- EDITOR’S CHOICE
- 1989 · 5 tracks · 18 min
5 Pieces for Orchestra
Composed in 1909, Schoenberg’s 5 Pieces for Orchestra confirmed the arrival of a new kind of musical modernism, exploring wild mood swings and extremes of pace and sonority, with a dissonant harmonic language to match. Schoenberg’s idiom had then stepped into a new world of free atonality. Traditional tonal harmonic and structural control methods had dropped away so that it seemed impossible to compose on the large scale of a standard symphonic movement—making each of the Five Pieces relatively short. Originally, none had titles, and when Schoenberg’s publisher asked him to supply some, he reluctantly responded with these: “Premonitions”, “The Past”, “Summer Morning by a Lake: Chord-Colors”, “Peripeteia”, and “The Obbligato Recitative”. While the compressed forms of “Premonitions” and “Peripeteia” feature ferocious contrasts of mood and volume, “The Past” has a dreamy nostalgia recalling Mahler; and “Chord-Colors” is quiet throughout, with a succession of static chords, each repeated in gently shifting orchestration (a technique Schoenberg described as Klangfarbenmelodie or “sound-colour melody”).
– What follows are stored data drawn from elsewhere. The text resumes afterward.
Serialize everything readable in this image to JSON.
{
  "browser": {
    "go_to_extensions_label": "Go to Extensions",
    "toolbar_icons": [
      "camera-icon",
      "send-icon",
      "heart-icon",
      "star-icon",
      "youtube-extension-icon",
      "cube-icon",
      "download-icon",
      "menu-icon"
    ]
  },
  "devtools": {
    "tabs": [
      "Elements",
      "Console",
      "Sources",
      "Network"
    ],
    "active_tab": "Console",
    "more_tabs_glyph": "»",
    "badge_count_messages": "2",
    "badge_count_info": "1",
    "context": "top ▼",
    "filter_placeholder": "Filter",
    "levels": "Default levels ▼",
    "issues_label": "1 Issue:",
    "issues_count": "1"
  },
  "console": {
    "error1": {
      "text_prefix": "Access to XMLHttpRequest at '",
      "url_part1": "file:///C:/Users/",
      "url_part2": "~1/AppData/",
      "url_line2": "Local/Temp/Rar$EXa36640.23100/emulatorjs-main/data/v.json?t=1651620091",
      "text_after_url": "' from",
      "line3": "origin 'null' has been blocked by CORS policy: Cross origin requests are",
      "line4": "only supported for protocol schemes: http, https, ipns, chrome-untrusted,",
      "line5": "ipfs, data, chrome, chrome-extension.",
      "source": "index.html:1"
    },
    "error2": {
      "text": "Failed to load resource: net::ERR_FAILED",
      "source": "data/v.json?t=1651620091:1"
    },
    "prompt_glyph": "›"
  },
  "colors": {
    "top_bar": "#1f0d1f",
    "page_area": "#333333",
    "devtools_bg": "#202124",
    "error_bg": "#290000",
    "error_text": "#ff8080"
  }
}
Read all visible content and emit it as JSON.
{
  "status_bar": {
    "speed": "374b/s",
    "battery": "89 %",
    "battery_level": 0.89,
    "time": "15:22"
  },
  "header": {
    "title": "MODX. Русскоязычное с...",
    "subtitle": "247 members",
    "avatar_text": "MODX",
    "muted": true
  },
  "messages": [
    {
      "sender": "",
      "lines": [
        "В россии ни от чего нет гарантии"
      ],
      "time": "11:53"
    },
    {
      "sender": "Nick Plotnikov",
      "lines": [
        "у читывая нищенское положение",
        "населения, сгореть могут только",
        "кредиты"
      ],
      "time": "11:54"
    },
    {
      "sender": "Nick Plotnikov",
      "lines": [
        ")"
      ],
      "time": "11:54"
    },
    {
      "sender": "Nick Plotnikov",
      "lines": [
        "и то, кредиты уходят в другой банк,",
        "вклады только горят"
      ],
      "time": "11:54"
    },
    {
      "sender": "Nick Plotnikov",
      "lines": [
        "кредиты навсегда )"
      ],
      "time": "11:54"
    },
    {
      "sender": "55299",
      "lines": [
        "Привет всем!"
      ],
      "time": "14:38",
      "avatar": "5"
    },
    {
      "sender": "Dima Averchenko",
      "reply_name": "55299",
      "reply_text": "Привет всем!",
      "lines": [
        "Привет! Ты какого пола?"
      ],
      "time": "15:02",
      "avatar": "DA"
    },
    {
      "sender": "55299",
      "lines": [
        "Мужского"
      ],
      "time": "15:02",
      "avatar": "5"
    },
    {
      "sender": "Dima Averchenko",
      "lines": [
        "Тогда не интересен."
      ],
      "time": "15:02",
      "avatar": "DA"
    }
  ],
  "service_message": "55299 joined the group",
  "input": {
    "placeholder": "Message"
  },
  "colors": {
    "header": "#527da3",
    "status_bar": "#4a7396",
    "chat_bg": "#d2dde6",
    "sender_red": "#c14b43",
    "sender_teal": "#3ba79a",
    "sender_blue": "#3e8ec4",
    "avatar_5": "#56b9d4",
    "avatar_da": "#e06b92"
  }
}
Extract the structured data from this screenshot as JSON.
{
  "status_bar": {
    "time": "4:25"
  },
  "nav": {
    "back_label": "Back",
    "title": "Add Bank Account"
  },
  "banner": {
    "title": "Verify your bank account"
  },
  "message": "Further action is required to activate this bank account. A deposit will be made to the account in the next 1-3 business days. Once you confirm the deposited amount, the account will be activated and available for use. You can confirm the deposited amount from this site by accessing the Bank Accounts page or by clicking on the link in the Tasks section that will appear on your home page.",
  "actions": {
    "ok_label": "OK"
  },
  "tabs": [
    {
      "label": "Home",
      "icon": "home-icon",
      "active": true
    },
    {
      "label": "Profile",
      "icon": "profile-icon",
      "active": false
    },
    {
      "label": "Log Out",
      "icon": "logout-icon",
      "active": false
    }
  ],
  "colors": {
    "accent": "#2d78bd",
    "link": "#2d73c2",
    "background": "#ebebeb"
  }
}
The Five Pieces was first performed in 1912 in London’s Queen’s Hall, conducted by Sir Henry Wood, and met with general audience bewilderment. The original 1909 score was written for a large orchestra, including a contrabass clarinet, six horns and four trombones. In 1949, Schoenberg made a new version, leaving the music unchanged, while arranging it for a standard-size symphony orchestra.